L'été dernier, Lisa Durden a défendu avec virulence à la télévision le choix de Black Lives Matter d'organiser des événements interdits aux Blancs. Cette professeure de communication vient de porter plainte, le 9 avril, contre l'université d'Essex (Massachusetts), pour «licenciement abusif». L'université dit l'avoir congédiée en réponse à des plaintes d'étudiants et de professeurs «inquiets», voire «effrayés» par la teneur discriminante de ses propos.
Cet épisode rappelle une autre affaire : celle de Nancy Shurtz, professeure de droit dans l'Oregon, qui a reçu, en octobre 2016, une pétition de collègues et d'étudiants lui demandant de démissionner.
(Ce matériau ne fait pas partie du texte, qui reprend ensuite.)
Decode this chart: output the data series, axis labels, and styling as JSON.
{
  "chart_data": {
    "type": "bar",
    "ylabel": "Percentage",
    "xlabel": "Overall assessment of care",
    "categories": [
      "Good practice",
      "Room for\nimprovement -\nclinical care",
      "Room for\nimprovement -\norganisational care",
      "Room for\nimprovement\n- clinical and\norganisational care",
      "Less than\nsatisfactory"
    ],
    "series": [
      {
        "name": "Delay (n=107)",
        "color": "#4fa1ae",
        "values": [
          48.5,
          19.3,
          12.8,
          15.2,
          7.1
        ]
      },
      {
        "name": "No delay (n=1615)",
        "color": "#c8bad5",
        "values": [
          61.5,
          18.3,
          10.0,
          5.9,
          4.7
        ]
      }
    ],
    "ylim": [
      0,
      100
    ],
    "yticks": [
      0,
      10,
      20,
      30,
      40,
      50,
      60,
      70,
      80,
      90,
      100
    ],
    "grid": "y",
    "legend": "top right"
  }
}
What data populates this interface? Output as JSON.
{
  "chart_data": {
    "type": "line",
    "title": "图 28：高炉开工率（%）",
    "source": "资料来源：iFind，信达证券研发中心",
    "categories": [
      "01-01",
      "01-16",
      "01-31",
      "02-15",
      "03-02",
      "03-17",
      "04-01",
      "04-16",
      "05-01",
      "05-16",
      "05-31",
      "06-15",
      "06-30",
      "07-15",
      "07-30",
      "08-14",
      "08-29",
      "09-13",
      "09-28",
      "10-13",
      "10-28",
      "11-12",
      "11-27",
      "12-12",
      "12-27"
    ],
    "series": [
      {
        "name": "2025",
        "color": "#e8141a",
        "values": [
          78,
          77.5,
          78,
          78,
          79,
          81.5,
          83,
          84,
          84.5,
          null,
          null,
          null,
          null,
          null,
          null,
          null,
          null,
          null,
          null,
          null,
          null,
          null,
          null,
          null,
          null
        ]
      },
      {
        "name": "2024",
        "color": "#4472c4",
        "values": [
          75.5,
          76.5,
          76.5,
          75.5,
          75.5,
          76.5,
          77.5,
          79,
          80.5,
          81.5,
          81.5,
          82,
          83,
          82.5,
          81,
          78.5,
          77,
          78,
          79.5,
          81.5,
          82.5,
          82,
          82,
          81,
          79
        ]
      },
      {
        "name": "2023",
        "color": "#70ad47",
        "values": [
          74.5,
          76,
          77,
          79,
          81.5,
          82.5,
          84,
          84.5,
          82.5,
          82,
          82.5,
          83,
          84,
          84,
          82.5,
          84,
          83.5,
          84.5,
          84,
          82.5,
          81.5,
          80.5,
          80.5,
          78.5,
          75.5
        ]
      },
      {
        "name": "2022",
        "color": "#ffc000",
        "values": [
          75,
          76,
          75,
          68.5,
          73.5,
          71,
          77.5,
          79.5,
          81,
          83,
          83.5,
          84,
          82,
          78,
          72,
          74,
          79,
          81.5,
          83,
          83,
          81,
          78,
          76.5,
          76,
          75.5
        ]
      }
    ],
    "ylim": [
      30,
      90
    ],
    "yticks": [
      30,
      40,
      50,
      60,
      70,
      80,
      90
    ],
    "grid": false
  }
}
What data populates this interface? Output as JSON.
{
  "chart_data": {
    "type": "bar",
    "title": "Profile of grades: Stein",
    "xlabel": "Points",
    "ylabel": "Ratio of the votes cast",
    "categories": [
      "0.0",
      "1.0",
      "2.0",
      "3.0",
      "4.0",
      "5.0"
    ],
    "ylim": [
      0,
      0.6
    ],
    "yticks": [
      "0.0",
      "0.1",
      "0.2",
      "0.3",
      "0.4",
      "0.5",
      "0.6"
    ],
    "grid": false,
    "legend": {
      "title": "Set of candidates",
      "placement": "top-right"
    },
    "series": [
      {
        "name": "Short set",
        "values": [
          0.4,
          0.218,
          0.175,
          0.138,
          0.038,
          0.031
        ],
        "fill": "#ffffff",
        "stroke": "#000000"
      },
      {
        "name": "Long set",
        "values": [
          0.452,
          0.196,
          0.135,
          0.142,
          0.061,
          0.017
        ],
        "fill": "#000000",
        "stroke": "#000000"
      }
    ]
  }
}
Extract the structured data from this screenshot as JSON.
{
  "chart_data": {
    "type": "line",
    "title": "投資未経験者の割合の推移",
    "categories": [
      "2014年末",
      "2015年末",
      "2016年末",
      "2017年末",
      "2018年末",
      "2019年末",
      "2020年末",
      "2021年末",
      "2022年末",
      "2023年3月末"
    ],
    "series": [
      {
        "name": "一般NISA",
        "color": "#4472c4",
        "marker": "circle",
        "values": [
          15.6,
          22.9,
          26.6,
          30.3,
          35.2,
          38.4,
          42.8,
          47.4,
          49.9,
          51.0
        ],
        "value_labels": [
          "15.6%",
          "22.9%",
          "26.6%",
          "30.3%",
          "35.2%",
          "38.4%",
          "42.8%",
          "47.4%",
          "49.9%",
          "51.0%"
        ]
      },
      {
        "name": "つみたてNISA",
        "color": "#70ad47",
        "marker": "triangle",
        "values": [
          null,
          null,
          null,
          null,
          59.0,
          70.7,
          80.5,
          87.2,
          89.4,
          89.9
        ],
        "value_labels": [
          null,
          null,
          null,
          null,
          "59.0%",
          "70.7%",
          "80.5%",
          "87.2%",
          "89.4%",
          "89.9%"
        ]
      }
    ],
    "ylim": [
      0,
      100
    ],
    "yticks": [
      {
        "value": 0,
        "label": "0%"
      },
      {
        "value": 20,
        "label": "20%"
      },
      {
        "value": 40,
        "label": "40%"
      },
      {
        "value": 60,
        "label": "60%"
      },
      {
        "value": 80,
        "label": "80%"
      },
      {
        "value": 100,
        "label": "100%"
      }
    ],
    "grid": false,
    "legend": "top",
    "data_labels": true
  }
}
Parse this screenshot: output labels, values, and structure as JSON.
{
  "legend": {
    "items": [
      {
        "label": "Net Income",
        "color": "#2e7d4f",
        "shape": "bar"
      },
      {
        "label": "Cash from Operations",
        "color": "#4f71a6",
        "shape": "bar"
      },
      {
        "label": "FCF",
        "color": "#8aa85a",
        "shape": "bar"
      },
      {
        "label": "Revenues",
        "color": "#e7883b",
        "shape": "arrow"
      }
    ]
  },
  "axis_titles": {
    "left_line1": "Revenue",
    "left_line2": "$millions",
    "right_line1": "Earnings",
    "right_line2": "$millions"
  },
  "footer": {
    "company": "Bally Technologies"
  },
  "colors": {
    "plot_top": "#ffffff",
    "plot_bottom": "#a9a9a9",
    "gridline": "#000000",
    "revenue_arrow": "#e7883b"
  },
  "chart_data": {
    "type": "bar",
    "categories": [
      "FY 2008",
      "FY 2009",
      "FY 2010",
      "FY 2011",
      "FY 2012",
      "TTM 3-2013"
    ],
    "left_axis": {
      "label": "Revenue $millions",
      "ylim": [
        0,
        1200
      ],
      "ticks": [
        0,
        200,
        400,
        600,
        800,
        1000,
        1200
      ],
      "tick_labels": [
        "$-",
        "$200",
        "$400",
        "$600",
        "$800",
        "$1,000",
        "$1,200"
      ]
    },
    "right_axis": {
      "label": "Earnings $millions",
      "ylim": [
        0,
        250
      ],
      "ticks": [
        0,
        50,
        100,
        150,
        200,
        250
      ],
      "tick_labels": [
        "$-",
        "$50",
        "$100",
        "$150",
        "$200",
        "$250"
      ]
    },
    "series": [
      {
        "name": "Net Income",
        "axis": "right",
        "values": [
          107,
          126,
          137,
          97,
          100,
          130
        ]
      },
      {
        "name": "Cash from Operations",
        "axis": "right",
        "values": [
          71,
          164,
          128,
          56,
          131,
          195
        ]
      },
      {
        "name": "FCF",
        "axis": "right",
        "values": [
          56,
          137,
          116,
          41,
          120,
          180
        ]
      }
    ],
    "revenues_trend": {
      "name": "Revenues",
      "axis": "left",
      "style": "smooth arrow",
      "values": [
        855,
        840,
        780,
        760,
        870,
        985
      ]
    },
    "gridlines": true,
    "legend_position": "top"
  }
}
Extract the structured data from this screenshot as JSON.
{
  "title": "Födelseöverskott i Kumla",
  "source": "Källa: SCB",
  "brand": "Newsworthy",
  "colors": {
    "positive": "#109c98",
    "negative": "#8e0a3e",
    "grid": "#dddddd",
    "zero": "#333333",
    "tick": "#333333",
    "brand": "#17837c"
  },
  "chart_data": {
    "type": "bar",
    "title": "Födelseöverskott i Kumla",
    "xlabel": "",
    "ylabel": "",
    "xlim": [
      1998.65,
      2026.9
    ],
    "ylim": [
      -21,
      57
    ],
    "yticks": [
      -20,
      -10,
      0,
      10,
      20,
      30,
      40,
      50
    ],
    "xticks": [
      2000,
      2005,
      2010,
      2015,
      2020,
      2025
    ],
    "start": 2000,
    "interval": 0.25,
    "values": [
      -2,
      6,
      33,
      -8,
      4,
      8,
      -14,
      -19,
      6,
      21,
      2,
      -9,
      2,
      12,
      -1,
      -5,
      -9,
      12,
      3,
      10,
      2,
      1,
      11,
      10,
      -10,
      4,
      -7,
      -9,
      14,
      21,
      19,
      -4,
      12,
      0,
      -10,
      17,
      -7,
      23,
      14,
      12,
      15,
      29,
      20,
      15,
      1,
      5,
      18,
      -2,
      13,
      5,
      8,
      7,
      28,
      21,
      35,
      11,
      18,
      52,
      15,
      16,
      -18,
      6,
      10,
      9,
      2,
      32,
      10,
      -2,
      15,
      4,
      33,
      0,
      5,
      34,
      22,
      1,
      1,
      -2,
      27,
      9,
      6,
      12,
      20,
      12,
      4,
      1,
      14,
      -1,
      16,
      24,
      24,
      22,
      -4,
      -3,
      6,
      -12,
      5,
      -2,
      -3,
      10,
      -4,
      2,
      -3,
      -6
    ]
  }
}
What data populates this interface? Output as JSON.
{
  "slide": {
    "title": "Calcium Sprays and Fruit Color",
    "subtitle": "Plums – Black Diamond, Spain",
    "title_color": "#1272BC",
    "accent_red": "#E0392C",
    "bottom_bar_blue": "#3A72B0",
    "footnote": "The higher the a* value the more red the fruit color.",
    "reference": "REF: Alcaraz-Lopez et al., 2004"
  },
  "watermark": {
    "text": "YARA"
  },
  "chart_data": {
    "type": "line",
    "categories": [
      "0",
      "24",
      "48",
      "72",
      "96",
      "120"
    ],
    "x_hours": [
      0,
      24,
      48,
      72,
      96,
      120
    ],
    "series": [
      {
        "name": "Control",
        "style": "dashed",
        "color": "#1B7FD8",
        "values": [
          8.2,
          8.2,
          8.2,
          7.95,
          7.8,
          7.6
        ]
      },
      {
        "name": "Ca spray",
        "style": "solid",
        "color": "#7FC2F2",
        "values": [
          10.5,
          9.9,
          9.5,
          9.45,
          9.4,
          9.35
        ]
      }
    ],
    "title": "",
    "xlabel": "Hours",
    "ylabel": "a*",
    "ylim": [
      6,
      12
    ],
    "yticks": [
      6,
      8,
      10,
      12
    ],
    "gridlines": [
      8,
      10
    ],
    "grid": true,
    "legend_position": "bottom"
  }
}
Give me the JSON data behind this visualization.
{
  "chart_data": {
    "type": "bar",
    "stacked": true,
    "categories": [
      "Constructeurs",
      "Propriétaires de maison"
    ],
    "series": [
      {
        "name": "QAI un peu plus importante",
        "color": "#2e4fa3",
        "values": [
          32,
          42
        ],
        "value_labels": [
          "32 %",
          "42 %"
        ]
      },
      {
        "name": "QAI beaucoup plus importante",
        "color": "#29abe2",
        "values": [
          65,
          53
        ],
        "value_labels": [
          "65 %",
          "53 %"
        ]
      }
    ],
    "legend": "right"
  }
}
Son idée de se grimer en noir lors d'une fête privée le soir de Halloween venait de déclencher un tollé. Une multitude de cas rappellent régulièrement la tension entre le désir de faire du campus un safe space et le principe de liberté académique garanti par la loi américaine.
Cette dernière interdit de sanctionner un professeur pour l’expression de ses opinions personnelles, tant qu’elles n’altèrent pas sa capacité à enseigner la matière dont il a la charge. Un département de biologie peut ainsi refuser un candidat s’il est créationniste. Un département d’histoire peut écarter un professeur parce qu’il nie l’Holocauste dans son cours, mais pas au simple motif que, de manière privée, il soutient le mouvement néonazi.
Ce contexte pousse de plus en plus d'étudiants à mettre en place leur propre système de surveillance, notamment à travers une veille accrue des déclarations de leurs professeurs dans les médias ou sur les réseaux sociaux. Un groupe d'étudiants conservateurs a même mis en ligne une «liste de surveillance» après l'élection présidentielle de 2016, pour recenser les professeurs susceptibles de promouvoir en classe des «valeurs anti-américaines» ou de défendre une «propagande de gauche». En réponse, des professeurs de tous bords se sont organisés autour d'un hashtag, #Addmyname, pour défendre la liberté académique et «rendre cette liste nulle et non avenue» : certains ont commencé par inscrire Jésus, Socrate ou encore Indiana Jones. D'autres sont allés jusqu'à se signaler eux-mêmes.